Trimmatom nanus
- Conservation status: Least Concern (IUCN 3.1)

Scientific classification
- Kingdom: Animalia
- Phylum: Chordata
- Class: Actinopterygii
- Order: Gobiiformes
- Family: Gobiidae
- Genus: Trimmatom
- Species: T. nanus
- Binomial name: Trimmatom nanus R. Winterbottom & Emery, 1981

= Trimmatom nanus =

- Authority: R. Winterbottom & Emery, 1981
- Conservation status: LC

Species of fish

Trimmatom nanus, the midget dwarfgoby, is a species of marine goby native to the Indian Ocean and the western Pacific Ocean. It can mainly be found on oceanic drop-offs at depths of from 20 to 30 m though it can occasionally be found in outer reef areas and lagoons at depths of from 5 to 35 m. This species can reach a length of 1 cm SL.

T. nanus was until 2004 the smallest known fish and vertebrate.
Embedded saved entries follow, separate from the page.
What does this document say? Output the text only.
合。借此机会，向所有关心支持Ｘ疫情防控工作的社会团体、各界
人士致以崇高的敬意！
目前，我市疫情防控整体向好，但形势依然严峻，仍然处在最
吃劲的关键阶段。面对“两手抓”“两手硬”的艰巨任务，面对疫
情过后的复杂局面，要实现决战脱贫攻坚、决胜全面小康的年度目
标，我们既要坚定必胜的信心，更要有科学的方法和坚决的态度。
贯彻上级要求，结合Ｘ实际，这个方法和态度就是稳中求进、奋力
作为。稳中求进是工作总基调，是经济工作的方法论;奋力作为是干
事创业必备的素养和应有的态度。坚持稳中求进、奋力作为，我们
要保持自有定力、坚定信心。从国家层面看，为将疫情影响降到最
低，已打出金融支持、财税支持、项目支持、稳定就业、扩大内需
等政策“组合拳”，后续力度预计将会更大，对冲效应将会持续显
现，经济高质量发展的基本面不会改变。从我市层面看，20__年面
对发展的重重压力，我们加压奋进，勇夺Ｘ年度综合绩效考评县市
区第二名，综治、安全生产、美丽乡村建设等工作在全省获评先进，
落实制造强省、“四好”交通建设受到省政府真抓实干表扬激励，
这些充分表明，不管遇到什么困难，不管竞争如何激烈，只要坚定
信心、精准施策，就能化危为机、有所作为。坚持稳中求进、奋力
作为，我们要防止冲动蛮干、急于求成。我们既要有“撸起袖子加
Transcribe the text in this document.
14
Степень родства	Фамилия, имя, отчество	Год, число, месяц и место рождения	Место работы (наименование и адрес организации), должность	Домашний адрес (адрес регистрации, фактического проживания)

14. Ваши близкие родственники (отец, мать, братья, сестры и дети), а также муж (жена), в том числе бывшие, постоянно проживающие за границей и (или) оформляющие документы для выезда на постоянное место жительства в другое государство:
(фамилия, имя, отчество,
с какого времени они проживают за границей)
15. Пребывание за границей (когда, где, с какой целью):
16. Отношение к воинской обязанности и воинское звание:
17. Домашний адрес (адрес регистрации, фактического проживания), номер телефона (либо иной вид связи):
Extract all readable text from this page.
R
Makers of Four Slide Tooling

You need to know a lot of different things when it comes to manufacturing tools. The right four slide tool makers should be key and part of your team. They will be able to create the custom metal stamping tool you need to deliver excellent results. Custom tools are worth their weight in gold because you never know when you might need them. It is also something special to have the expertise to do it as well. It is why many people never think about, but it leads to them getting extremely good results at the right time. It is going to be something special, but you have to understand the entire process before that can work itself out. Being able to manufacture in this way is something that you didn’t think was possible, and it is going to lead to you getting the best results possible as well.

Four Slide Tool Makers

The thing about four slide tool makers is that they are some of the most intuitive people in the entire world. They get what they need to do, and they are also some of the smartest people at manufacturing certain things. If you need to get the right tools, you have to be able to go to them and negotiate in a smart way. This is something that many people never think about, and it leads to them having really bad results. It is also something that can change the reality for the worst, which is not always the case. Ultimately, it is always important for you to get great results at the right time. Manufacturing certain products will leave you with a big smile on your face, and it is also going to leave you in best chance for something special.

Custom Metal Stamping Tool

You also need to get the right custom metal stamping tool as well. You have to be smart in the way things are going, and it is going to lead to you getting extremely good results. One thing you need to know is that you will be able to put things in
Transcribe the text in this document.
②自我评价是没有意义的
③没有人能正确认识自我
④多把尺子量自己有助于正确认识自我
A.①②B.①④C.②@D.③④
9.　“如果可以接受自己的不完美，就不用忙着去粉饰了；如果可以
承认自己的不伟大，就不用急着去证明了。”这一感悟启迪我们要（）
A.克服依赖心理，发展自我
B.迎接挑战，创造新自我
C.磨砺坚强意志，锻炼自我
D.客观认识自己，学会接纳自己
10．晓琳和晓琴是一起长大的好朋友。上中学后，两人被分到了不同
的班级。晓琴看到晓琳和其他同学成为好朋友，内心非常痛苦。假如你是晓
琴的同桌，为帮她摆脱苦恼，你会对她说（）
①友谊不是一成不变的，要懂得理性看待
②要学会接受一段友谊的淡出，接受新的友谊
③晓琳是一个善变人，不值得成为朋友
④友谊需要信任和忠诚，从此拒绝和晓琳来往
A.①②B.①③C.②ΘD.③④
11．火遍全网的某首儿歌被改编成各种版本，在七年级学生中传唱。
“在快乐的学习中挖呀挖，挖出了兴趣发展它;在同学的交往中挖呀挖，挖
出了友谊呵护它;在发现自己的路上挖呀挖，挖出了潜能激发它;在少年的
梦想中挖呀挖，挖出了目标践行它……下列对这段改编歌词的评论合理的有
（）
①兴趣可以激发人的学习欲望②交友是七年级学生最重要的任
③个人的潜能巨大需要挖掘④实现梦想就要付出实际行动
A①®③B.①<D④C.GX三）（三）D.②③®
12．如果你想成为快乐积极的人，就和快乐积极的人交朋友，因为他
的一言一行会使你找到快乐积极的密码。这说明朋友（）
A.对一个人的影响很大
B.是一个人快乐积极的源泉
The recent discovery of Schindleria brevipinguis (called the stout infantfish) relegated it to second place. Later, the discovery of Paedocypris progenetica dropped T. nanus to third place. The record for the smallest known vertebrate being held by the frog Paedophryne amauensis, formally described in January 2012.